Clenbuterol plus granulocyte colony-stimulating factor regulates stem/progenitor cell mobilization and exerts beneficial effect by increasing neovascularization in rats with heart failure.

Treatment of beta2-adrenergic receptor agonists with myeloid cytokines, such as granulocyte colony-stimulating factor (G-CSF) has been reported to enhance stem/progenitor cell mobilization and proliferation in ischemic myocardium.
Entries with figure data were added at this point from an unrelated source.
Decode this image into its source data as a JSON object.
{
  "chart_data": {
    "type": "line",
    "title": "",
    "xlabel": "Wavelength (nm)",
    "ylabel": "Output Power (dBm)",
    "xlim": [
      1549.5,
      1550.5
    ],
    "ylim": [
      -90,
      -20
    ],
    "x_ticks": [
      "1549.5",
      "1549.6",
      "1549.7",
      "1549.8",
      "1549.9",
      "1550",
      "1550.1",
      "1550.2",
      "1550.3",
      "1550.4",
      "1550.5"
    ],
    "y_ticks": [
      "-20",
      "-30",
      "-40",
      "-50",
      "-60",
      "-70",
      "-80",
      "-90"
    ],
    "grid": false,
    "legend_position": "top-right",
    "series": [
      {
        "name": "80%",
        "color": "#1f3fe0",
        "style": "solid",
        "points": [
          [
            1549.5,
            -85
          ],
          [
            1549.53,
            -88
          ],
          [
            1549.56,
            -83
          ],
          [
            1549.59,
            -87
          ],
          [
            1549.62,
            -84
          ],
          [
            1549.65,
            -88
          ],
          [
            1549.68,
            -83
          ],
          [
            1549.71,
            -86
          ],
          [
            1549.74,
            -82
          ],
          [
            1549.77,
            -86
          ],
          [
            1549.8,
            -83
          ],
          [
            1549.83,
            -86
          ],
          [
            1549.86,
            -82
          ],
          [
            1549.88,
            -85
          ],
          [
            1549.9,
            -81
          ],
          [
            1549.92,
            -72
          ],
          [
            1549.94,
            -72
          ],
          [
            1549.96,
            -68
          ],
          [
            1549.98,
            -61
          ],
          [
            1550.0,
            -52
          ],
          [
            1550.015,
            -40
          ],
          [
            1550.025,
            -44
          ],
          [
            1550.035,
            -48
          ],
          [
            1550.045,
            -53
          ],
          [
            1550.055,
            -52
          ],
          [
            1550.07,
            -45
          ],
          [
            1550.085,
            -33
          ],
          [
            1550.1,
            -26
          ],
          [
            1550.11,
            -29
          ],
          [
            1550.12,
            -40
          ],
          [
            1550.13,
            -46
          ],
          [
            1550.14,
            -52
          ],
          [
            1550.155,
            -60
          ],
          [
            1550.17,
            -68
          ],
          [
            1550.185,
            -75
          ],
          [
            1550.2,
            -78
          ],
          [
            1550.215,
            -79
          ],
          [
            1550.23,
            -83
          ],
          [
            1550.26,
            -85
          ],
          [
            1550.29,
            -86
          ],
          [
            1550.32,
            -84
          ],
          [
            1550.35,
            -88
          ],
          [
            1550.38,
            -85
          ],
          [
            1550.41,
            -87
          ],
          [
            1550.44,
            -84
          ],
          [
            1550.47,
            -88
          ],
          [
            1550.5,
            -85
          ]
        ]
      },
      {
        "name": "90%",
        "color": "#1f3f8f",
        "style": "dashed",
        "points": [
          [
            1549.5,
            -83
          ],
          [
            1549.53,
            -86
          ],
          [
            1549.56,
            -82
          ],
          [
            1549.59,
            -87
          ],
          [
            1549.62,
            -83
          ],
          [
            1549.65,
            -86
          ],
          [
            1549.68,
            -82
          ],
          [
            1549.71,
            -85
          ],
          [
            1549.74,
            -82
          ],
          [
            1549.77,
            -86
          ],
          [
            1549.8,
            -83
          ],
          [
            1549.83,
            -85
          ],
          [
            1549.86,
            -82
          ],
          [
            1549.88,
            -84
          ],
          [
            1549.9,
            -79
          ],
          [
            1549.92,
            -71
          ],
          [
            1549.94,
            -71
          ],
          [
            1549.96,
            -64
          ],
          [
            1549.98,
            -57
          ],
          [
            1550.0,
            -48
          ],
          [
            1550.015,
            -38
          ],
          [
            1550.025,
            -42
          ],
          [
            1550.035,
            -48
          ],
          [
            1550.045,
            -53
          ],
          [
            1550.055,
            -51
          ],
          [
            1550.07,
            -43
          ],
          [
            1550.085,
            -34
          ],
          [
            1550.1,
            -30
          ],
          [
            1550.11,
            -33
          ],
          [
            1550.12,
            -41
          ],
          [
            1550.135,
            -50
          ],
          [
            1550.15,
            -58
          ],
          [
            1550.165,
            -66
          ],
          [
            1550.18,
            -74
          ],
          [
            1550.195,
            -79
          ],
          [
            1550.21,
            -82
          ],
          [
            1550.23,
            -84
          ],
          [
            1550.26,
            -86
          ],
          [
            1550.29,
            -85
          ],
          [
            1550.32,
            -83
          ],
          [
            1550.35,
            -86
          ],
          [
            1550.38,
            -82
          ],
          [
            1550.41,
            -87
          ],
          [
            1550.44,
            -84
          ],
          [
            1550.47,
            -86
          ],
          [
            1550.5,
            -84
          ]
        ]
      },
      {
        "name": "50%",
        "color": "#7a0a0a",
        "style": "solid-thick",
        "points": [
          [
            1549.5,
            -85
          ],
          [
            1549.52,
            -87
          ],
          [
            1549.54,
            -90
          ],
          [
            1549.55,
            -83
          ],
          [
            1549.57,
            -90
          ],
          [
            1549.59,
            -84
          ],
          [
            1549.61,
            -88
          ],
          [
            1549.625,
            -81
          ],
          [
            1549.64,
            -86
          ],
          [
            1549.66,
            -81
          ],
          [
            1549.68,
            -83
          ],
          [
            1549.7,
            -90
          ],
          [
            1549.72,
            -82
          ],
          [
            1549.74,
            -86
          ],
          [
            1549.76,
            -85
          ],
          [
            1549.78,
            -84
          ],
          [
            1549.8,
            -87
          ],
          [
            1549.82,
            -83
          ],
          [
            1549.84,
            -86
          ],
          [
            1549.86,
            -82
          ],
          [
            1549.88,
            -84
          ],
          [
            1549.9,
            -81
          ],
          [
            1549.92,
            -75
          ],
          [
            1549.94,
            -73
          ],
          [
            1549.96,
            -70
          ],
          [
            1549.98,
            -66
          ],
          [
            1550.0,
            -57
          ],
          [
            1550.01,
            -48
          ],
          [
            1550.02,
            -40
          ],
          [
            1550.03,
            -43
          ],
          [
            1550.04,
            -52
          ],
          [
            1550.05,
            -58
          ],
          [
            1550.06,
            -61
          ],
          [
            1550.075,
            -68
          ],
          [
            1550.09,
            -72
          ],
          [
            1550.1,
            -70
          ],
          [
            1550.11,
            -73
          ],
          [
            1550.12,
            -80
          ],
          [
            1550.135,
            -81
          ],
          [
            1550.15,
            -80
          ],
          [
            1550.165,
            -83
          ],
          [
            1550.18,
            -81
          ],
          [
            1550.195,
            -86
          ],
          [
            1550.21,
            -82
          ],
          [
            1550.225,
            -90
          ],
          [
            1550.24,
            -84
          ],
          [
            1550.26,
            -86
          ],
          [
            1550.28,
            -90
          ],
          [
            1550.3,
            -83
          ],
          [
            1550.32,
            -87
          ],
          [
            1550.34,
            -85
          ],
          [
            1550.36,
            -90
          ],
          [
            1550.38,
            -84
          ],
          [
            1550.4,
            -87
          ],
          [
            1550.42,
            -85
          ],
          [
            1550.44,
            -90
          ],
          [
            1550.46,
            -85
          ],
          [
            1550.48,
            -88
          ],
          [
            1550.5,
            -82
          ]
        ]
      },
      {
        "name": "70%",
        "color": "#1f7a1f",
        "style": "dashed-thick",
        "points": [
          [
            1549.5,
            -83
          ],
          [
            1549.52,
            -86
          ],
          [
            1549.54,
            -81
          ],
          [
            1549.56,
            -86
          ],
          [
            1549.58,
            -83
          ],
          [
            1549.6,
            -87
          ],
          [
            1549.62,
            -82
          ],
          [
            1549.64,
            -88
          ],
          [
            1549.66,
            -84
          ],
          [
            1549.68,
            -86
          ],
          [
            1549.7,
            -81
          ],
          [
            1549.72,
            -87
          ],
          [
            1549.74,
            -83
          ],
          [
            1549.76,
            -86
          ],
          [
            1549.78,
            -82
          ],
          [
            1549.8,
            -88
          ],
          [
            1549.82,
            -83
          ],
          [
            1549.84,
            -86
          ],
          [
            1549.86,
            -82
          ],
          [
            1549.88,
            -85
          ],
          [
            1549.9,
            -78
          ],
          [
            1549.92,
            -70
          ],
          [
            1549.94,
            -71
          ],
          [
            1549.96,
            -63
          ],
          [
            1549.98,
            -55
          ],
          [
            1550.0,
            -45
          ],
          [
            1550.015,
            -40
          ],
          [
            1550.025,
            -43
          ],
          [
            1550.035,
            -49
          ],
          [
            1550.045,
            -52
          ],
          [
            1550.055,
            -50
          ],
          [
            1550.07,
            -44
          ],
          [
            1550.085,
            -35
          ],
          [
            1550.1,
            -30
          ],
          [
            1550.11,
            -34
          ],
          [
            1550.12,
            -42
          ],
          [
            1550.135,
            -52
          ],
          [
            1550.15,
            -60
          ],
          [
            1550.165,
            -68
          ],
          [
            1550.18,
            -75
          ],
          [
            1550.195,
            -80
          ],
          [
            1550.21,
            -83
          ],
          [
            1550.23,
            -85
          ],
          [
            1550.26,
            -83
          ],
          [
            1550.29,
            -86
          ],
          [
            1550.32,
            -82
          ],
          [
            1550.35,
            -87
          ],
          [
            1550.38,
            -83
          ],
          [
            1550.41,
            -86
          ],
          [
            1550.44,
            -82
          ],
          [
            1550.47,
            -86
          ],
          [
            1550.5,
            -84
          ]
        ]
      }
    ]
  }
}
However, whether the combination therapy of G-CSF and clenbuterol (Clen) contributes to improved left ventricular (LV) function remains uncertain. We investigated whether this combination therapy induced bone marrow-derived stem/progenitor cell mobilization, neovascularization, and altered LV function after acute myocardial infarction (MI). Following MI, rats were treated with single Clen, high-dose Clen, and G-CSF + Clen. We evaluated LV function and remodeling with the use of echocardiography in addition to hemodynamics 3 weeks after MI. Treatment with G-CSF + Clen increased (P < .05), compared with no treatment, LV ejection fraction 46 ± 3% vs 34 ± 2%, LV dP/dt 5,789 ± 394 mm Hg vs 4,503 ± 283 mm Hg, and the percentage of circulating CD34+ cells, appearing to correlate with improvements in LV function. Combination therapy improved LV function 3 weeks after MI, suggesting that G-CSF + Clen might augment stem/progenitor cell migration, contributing to tissue healing. These data raise the possibility that enhancing endogenous bone marrow-derived stem/progenitor cell mobilization may be a new treatment for ischemic heart failure after MI.